The present invention relates to a simplified demand limit control and, more particularly, to a simplified demand limit control for maintaining instantaneous energy consumption of the loads within a building below a predetermined value.
Public electric utility companies are committed to provide suitably sized supply equipment to meet the needs of their customers. This equipment must be sized to not only handle the ordinary everday usage of electricity but must also be designed to meet the peak rates of electricity consumed by the utility's customers. Thus, if one customer has an abnormally high demand for a short period of time, the utility must provide heavier supply equipment to satisfy the short term high demands of that customer than would otherwise be needed to supply the demands of the other customers even though the other customers may essentially have the same average power consumption.
The utility typically recovers the cost of providing this heavier supply equipment by monitoring their customers' rate of power consumption and charging those customers which have high peak demands a surcharge which is dependent upon the maximum rate used in a given billing period. This surcharge is an added expense to the total power usage and is perceived as a part of the cost of energy because the utility has had to provide the heavier supply equipment to satisfy these higher demands. Therefore, it is not surprising that the commercial building industry's interest in energy conservation has included various routines for leveling and limiting electrical demand.
Many types of systems have been introduced in order to limit electrical consumption within a building to avoid excessive power charges. Typical systems put the decision making authority for deciding which loads to be shed or added in a central controller.
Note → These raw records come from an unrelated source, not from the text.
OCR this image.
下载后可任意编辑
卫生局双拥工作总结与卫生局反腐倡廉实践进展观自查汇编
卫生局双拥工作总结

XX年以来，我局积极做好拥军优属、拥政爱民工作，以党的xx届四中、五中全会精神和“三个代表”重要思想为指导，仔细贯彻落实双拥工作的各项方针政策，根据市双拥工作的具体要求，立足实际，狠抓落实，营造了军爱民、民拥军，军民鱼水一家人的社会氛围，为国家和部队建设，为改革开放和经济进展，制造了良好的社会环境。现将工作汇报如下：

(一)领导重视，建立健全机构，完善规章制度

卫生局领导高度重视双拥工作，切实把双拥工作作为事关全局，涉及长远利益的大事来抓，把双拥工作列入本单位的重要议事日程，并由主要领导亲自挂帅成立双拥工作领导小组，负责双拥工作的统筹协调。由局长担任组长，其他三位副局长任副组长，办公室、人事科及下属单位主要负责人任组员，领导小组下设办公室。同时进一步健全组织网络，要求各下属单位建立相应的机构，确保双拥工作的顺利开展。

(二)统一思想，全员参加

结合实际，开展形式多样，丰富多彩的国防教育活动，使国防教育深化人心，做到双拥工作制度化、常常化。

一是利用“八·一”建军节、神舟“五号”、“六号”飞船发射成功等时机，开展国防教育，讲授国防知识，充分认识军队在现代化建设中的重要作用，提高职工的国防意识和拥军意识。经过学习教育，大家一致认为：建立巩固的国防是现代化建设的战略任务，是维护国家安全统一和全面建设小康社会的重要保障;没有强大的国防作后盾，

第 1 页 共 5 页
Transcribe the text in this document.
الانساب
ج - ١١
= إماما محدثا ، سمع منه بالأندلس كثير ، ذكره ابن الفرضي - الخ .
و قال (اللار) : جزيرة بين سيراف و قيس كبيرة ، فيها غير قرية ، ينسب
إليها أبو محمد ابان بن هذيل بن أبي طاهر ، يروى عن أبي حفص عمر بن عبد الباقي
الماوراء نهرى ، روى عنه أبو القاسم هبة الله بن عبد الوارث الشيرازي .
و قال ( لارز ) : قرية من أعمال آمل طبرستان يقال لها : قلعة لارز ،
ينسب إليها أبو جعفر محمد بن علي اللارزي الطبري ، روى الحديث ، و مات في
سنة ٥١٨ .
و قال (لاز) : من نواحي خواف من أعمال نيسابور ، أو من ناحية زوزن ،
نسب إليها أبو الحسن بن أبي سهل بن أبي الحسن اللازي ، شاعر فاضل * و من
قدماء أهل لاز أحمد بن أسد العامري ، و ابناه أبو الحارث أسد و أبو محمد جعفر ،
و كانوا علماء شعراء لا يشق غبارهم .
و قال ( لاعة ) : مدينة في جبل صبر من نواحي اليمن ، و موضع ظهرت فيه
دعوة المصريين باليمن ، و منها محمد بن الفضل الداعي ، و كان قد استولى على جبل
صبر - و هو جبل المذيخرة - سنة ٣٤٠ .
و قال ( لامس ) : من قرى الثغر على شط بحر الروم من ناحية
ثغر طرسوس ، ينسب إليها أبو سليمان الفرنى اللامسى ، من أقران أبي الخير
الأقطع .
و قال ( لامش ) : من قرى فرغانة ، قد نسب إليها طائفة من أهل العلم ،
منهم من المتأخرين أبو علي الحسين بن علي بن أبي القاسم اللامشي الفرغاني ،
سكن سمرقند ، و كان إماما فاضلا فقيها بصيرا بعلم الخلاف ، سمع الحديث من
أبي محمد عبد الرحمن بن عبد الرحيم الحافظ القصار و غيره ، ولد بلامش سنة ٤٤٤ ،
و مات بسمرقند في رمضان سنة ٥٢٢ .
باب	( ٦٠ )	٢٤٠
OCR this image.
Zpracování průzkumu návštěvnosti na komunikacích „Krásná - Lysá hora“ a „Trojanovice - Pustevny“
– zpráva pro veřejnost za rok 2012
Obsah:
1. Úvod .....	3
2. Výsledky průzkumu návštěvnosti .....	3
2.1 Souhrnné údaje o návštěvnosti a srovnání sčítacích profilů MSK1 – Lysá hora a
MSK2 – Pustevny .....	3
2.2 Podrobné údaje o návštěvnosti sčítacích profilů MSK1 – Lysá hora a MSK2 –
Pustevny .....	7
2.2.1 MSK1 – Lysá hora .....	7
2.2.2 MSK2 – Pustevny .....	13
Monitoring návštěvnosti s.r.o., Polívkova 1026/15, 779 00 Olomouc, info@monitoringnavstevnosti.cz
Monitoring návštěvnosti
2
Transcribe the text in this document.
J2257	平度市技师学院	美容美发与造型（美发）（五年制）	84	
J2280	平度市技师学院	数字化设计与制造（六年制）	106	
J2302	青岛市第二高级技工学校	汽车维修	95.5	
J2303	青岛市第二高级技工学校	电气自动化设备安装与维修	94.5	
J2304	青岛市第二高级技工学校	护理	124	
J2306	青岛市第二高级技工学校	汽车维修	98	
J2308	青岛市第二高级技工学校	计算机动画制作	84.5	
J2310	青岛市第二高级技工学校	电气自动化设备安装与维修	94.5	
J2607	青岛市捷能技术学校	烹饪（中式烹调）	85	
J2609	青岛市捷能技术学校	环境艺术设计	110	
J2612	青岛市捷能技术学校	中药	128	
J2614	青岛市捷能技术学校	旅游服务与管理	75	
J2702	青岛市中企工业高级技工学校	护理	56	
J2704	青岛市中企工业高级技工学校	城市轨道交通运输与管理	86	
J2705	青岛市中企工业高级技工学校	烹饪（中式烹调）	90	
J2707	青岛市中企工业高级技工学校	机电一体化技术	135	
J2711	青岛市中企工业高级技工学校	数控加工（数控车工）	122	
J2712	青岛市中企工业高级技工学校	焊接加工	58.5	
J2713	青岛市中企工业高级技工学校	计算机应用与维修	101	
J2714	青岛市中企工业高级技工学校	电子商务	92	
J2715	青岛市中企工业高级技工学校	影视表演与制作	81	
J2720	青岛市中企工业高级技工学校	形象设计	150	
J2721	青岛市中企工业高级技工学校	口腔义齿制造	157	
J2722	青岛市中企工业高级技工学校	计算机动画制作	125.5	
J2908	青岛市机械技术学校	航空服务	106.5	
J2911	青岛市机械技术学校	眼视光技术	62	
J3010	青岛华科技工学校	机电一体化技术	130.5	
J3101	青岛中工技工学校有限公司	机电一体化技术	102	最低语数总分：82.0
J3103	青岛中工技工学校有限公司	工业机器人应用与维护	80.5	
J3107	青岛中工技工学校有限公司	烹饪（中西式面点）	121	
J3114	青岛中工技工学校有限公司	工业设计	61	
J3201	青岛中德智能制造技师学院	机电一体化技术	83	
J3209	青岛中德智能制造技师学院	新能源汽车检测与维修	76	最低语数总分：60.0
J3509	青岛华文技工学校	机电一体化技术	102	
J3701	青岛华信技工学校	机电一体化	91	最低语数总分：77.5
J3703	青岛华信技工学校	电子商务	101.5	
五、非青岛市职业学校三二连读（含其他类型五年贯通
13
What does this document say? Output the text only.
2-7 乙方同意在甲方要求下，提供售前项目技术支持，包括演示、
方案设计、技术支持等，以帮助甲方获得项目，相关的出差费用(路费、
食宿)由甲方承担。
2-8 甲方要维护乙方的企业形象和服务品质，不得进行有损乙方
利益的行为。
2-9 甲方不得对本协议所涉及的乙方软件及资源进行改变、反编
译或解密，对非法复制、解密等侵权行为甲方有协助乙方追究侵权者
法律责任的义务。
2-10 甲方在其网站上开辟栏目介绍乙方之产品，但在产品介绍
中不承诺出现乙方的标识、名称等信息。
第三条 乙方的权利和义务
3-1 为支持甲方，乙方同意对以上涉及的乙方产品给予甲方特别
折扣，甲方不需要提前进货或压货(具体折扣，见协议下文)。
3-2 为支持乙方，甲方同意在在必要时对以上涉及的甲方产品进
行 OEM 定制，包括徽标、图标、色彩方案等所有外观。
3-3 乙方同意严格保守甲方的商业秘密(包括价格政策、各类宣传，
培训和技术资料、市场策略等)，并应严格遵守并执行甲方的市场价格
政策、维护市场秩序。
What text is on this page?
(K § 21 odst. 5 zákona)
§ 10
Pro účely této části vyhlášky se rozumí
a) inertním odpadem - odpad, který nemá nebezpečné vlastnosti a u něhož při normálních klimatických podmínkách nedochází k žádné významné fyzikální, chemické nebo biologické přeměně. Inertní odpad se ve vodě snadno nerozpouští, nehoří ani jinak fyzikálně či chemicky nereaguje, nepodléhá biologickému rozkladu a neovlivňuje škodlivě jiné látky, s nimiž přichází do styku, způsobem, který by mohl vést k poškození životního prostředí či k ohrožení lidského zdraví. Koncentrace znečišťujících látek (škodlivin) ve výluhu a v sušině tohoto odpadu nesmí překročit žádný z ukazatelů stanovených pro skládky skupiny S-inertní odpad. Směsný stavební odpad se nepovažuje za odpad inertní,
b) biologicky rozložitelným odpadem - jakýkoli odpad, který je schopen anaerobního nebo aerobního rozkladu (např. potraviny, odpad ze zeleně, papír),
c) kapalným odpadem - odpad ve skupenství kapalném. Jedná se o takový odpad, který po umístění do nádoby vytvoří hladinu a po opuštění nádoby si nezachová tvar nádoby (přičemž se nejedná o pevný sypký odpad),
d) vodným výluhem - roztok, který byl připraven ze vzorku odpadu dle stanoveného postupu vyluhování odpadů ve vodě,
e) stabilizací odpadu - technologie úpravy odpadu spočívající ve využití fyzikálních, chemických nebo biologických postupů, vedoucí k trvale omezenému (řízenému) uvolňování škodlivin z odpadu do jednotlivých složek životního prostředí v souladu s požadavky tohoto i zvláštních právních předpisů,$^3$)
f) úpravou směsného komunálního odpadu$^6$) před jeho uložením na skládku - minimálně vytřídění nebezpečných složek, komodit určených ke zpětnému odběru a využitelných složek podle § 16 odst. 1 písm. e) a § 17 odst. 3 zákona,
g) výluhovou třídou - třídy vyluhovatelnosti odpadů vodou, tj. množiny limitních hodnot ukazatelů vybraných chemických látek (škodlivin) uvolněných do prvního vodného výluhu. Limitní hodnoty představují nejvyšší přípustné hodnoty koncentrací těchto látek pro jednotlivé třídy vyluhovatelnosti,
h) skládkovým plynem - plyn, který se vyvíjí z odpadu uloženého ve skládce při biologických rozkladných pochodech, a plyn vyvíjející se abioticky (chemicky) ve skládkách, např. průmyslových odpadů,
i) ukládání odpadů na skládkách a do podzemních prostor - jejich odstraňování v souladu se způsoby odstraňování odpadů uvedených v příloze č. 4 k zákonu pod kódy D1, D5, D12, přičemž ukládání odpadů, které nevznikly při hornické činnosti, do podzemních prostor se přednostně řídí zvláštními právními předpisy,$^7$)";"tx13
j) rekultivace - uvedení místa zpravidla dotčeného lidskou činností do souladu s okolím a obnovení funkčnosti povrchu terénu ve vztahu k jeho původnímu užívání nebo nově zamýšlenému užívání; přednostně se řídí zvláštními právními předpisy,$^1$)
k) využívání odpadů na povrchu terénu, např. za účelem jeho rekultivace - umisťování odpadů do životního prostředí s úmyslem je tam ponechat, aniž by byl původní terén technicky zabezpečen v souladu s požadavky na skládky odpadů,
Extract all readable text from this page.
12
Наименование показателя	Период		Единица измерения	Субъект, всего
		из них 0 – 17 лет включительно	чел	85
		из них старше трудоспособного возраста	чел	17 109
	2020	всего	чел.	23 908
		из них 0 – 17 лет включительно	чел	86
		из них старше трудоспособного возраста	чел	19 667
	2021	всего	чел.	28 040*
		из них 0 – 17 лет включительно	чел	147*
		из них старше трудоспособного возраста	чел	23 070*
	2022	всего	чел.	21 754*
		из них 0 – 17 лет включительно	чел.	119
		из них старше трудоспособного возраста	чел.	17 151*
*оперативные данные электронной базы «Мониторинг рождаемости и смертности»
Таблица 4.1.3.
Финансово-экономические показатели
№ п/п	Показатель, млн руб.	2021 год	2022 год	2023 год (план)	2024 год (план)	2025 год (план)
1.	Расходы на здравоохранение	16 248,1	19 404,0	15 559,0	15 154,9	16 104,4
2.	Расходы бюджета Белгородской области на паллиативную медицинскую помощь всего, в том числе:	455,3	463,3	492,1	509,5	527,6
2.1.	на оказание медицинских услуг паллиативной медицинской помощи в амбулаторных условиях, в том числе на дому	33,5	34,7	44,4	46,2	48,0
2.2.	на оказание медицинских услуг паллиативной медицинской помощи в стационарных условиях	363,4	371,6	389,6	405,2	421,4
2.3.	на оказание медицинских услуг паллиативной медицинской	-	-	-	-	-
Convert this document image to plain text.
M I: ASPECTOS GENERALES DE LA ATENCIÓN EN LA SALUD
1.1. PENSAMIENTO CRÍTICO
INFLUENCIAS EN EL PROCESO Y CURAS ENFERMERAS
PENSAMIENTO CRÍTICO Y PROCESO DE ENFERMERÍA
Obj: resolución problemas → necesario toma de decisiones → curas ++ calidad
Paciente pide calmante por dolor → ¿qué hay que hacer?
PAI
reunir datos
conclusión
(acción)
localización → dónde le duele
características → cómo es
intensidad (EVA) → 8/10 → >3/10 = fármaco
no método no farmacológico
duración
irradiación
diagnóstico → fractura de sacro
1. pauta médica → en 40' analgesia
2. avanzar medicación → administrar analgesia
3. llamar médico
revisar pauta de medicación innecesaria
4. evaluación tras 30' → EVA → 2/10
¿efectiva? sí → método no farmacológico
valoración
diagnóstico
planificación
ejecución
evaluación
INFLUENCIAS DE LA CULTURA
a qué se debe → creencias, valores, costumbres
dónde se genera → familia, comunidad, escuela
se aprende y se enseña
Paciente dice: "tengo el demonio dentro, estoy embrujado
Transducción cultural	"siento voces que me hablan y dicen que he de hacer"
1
In this arrangement, the central controller through a power meter monitors power consumption within a building and determines what the load within the building must be in order to maintain power consumption below a demand limit established by the user for his facility. The demand limit is selected by the user at a level low enough to minimize the surcharge imposed upon him by the utility. Such systems can either be home run wherein the central controller has a separate control line for each of the loads connected to it or can be daisy chained in such a fashion that the central controller must address each load and communicate to the load the controller's decision as to whether or not the load should be shed or added.
In either case, these systems are complex and are typically used where a great many loads are to be so controlled. Furthermore, the decision making process is done within the controller and is not done at the individual loads. However, copending application Ser. No. 512,519 filed on July 11, 1983 discloses a system in which the decision making authority is removed from a single processor and instead resides in a plurality of load controlling modules. In this system, the power consumption rate is broadcast over a communication channel and is received by each of load controlling modules. To each load controlling module is connected a plurality of loads. Each load controlling module determines based upon current power consumption whether or not it should shed a load. The modules are arranged in priority order and each load within a module is arranged in priority order. Thus, module 1 will shed its load 1 if it determines that power consumption is too high. Thereafter, module 2 will then determine whether or not it should shed its first load if power consumption still remains too high, and so on. This system is again directed to buildings which have many loads to be controlled. Moreover, such a system does not allow the individual loads to make their own decisions as to whether or not they should be shed or added.